Breakthrough late‑1940s to 1950 mature drip period

Pollock’s market premium clusters tightly around his 1947–50 breakthrough: canonical drips from 1948–1950 (No. 5, Number 19, Number 1A, Lavender Mist, One: Number 31) are valued far above earlier or later works. These years represent the technical and cultural apex of his poured technique; collectors explicitly pay for that historical moment. Sales evidence shows public auction anchors in the $50–60M range and private‑sale ceilings that escalate for works dated to this narrow, high‑demand window.
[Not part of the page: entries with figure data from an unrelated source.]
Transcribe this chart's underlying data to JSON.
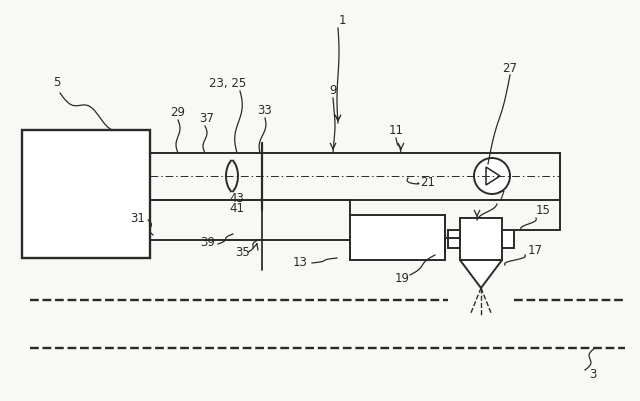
{
  "bg_color": "#f8f8f5",
  "line_color": "#2a2a2a",
  "lw": 1.4,
  "fig_w": 6.4,
  "fig_h": 4.01,
  "dpi": 100
}
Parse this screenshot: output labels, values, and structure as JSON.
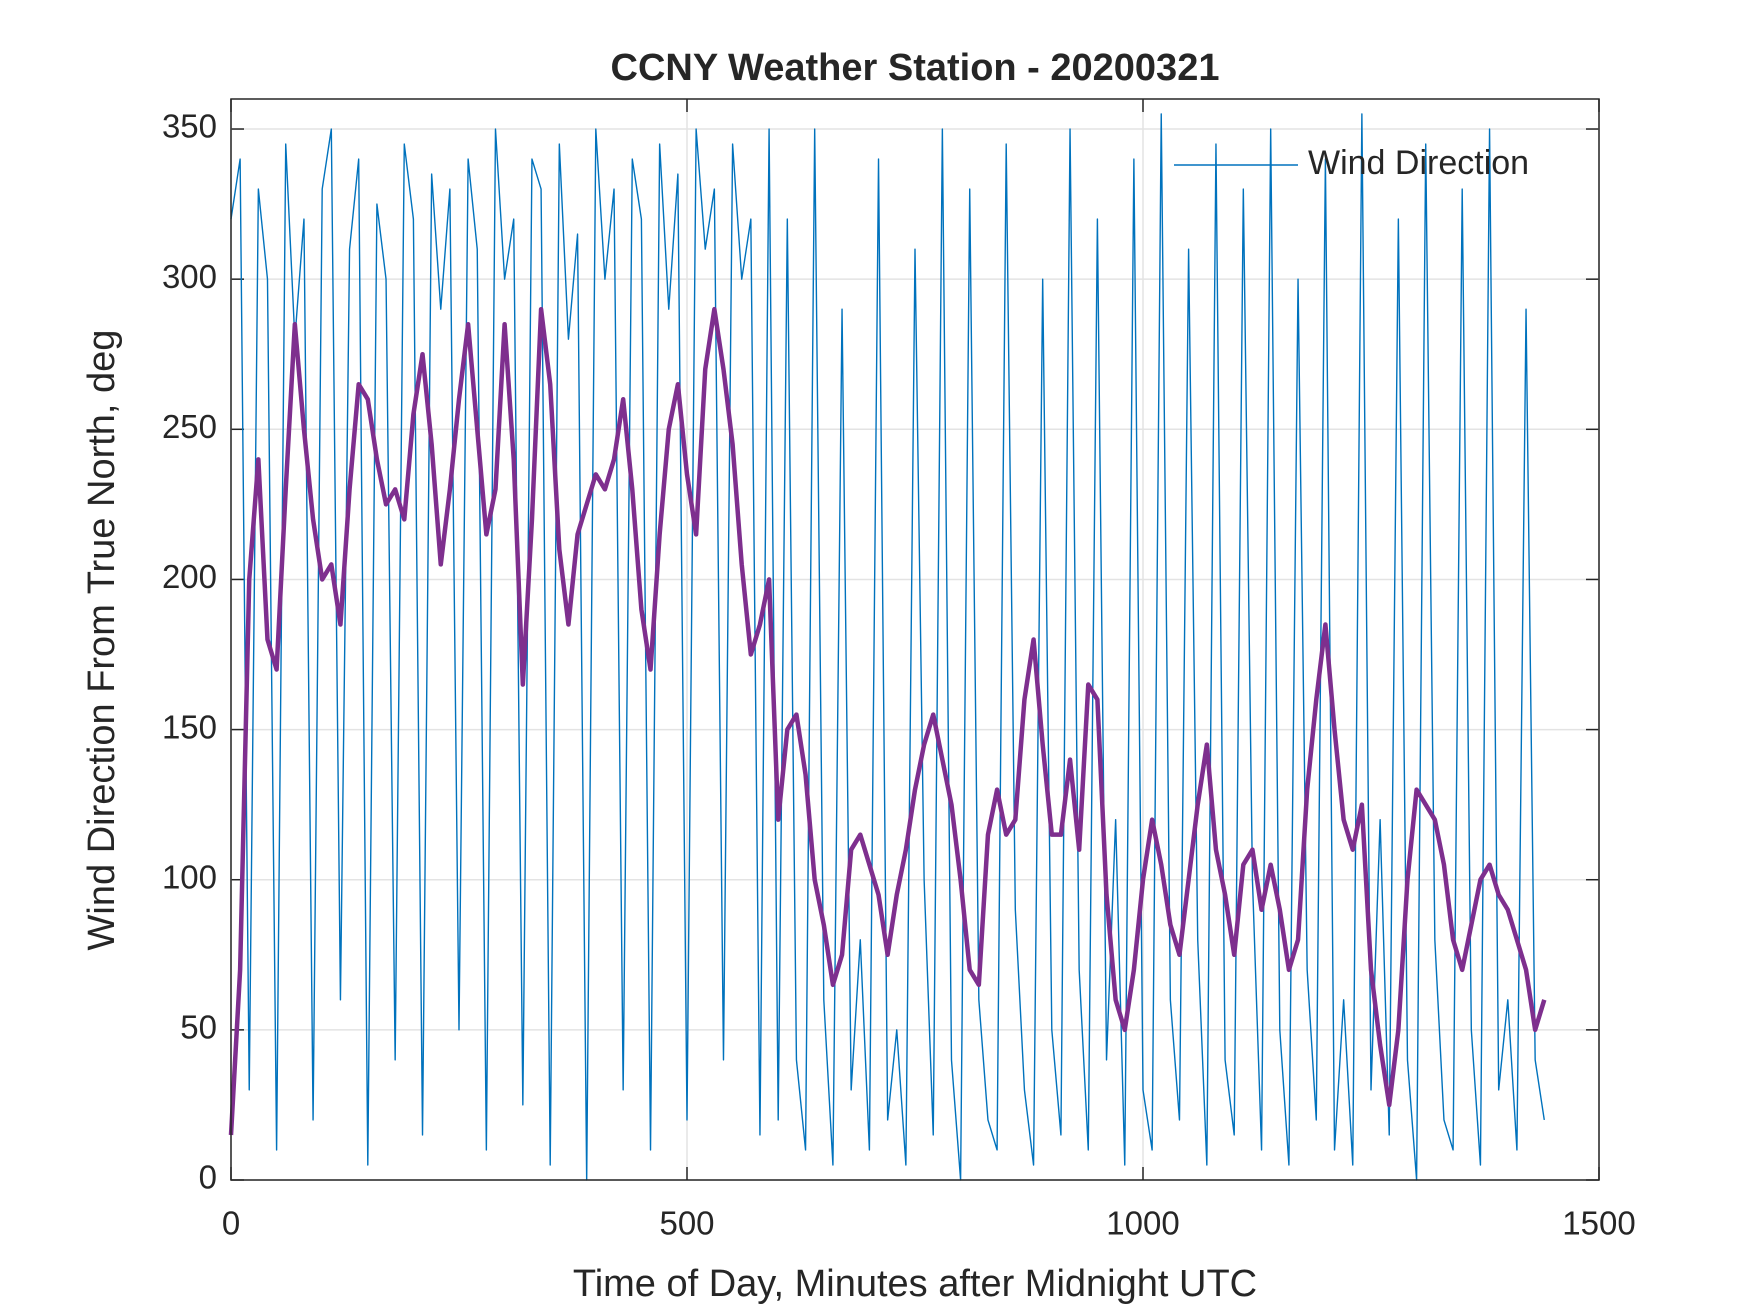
{
  "chart_data": {
    "type": "line",
    "title": "CCNY Weather Station - 20200321",
    "xlabel": "Time of Day, Minutes after Midnight UTC",
    "ylabel": "Wind Direction From True North, deg",
    "xlim": [
      0,
      1500
    ],
    "xticks": [
      0,
      500,
      1000,
      1500
    ],
    "ylim": [
      0,
      360
    ],
    "yticks": [
      0,
      50,
      100,
      150,
      200,
      250,
      300,
      350
    ],
    "grid": true,
    "legend": "northeast",
    "x": [
      0,
      10,
      20,
      30,
      40,
      50,
      60,
      70,
      80,
      90,
      100,
      110,
      120,
      130,
      140,
      150,
      160,
      170,
      180,
      190,
      200,
      210,
      220,
      230,
      240,
      250,
      260,
      270,
      280,
      290,
      300,
      310,
      320,
      330,
      340,
      350,
      360,
      370,
      380,
      390,
      400,
      410,
      420,
      430,
      440,
      450,
      460,
      470,
      480,
      490,
      500,
      510,
      520,
      530,
      540,
      550,
      560,
      570,
      580,
      590,
      600,
      610,
      620,
      630,
      640,
      650,
      660,
      670,
      680,
      690,
      700,
      710,
      720,
      730,
      740,
      750,
      760,
      770,
      780,
      790,
      800,
      810,
      820,
      830,
      840,
      850,
      860,
      870,
      880,
      890,
      900,
      910,
      920,
      930,
      940,
      950,
      960,
      970,
      980,
      990,
      1000,
      1010,
      1020,
      1030,
      1040,
      1050,
      1060,
      1070,
      1080,
      1090,
      1100,
      1110,
      1120,
      1130,
      1140,
      1150,
      1160,
      1170,
      1180,
      1190,
      1200,
      1210,
      1220,
      1230,
      1240,
      1250,
      1260,
      1270,
      1280,
      1290,
      1300,
      1310,
      1320,
      1330,
      1340,
      1350,
      1360,
      1370,
      1380,
      1390,
      1400,
      1410,
      1420,
      1430,
      1440
    ],
    "series": [
      {
        "name": "Wind Direction",
        "color": "#0072bd",
        "width": 1.4,
        "values": [
          320,
          340,
          30,
          330,
          300,
          10,
          345,
          280,
          320,
          20,
          330,
          350,
          60,
          310,
          340,
          5,
          325,
          300,
          40,
          345,
          320,
          15,
          335,
          290,
          330,
          50,
          340,
          310,
          10,
          350,
          300,
          320,
          25,
          340,
          330,
          5,
          345,
          280,
          315,
          0,
          350,
          300,
          330,
          30,
          340,
          320,
          10,
          345,
          290,
          335,
          20,
          350,
          310,
          330,
          40,
          345,
          300,
          320,
          15,
          350,
          20,
          320,
          40,
          10,
          350,
          60,
          5,
          290,
          30,
          80,
          10,
          340,
          20,
          50,
          5,
          310,
          100,
          15,
          350,
          40,
          0,
          330,
          60,
          20,
          10,
          345,
          90,
          30,
          5,
          300,
          50,
          15,
          350,
          70,
          10,
          320,
          40,
          120,
          5,
          340,
          30,
          10,
          355,
          60,
          20,
          310,
          80,
          5,
          345,
          40,
          15,
          330,
          100,
          10,
          350,
          50,
          5,
          300,
          70,
          20,
          340,
          10,
          60,
          5,
          355,
          30,
          120,
          15,
          320,
          40,
          0,
          345,
          80,
          20,
          10,
          330,
          50,
          5,
          350,
          30,
          60,
          10,
          290,
          40,
          20
        ]
      },
      {
        "color": "#7e2f8e",
        "width": 4.5,
        "values": [
          15,
          70,
          200,
          240,
          180,
          170,
          230,
          285,
          250,
          220,
          200,
          205,
          185,
          230,
          265,
          260,
          240,
          225,
          230,
          220,
          255,
          275,
          245,
          205,
          230,
          260,
          285,
          250,
          215,
          230,
          285,
          240,
          165,
          220,
          290,
          265,
          210,
          185,
          215,
          225,
          235,
          230,
          240,
          260,
          230,
          190,
          170,
          215,
          250,
          265,
          235,
          215,
          270,
          290,
          270,
          245,
          205,
          175,
          185,
          200,
          120,
          150,
          155,
          135,
          100,
          85,
          65,
          75,
          110,
          115,
          105,
          95,
          75,
          95,
          110,
          130,
          145,
          155,
          140,
          125,
          100,
          70,
          65,
          115,
          130,
          115,
          120,
          160,
          180,
          145,
          115,
          115,
          140,
          110,
          165,
          160,
          95,
          60,
          50,
          70,
          100,
          120,
          105,
          85,
          75,
          100,
          125,
          145,
          110,
          95,
          75,
          105,
          110,
          90,
          105,
          90,
          70,
          80,
          130,
          160,
          185,
          150,
          120,
          110,
          125,
          70,
          45,
          25,
          50,
          100,
          130,
          125,
          120,
          105,
          80,
          70,
          85,
          100,
          105,
          95,
          90,
          80,
          70,
          50,
          60
        ]
      }
    ]
  }
}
Monumental ‘all‑over’ scale as a multiplier

Very large, ‘all‑over’ canvases—Autumn Rhythm, Lavender Mist, Number 32—carry an outsized premium because Pollock’s compositional impact is inseparable from scale. Monumental size both signals museum quality and restricts buyer pool to institutions or ultra‑wealthy collectors, which intensifies competition when such canvases appear. The market routinely prices canvas size as a decisive multiplier for Pollock: the biggest mature drips sit at the top of the public auction band and approach private‑sale trophy pricing.

Support and technical/material type (canvas vs fiberboard vs paper)
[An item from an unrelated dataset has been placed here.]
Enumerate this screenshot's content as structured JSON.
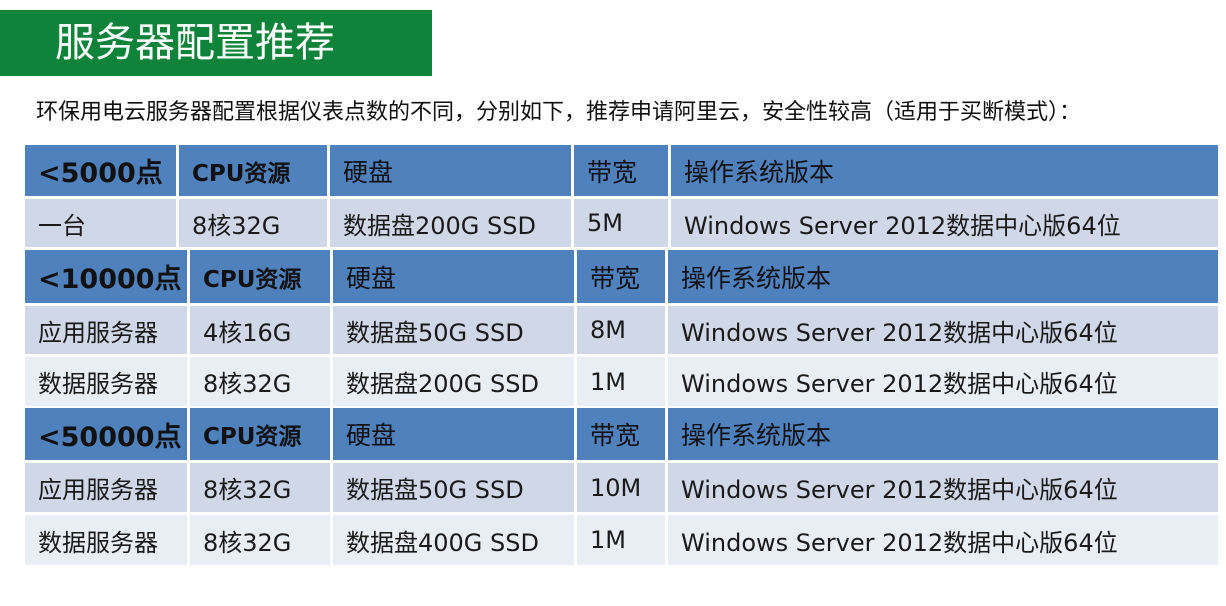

Pollock’s choice of support materially alters value: works on canvas command the highest confidence; fiberboard pieces (e.g., No. 5’s support issues) and paper mounted on Masonite (smaller Number 31 examples) introduce conservation risks that suppress top bids. Buyers factor medium‑specific stability, relining history and varnish/enamel behavior into pricing. Proven conservation dossiers or problematic supports have respectively unlocked or constrained nine‑figure outcomes in comparable sales.

Pollock‑specific provenance concentration (museum holdings vs marquee private owners)

A distinctive Pollock pattern is where the best examples already reside: major museums (MoMA’s One: Number 31, Met’s Autumn Rhythm, NGA’s Lavender Mist, Kunstsammlung NRW’s Number 32) both confer prestige and remove supply, compressing market availability. Conversely, when prime drips are held by marquee private collectors (Ossorio, Newhouse, Geffen) they can trigger blockbuster private transactions. Thus provenance both elevates intrinsic desirability and determines whether a work can reach the private‑sale ceilings documented for top Pollocks.

Market Context

Jackson Pollock remains a blue‑chip, canonical post‑war master whose marquee drip canvases command the highest prices in the category: the public auction record stands at $61.2M (Number 17, 1951), while widely reported private transactions have implied ceilings in the low‑to‑mid hundreds of millions (e.g., Number 17A, reported ~ $200M). Supply of museum‑quality Pollocks is extremely limited, concentrating global demand among ultra‑high‑net‑worth collectors and leading institutions and driving a premium for fresh, exhibition‑worthy works. Since 2023 the ultra‑top segment cooled, with fewer headline $100M+ auctions and a shift toward curated private treaties, guarantees and brokered placements; a selective rebound emerged in late 2025. Macroeconomic conditions, philanthropic/institutional buying and exhibition timing will remain decisive for any prospective sale.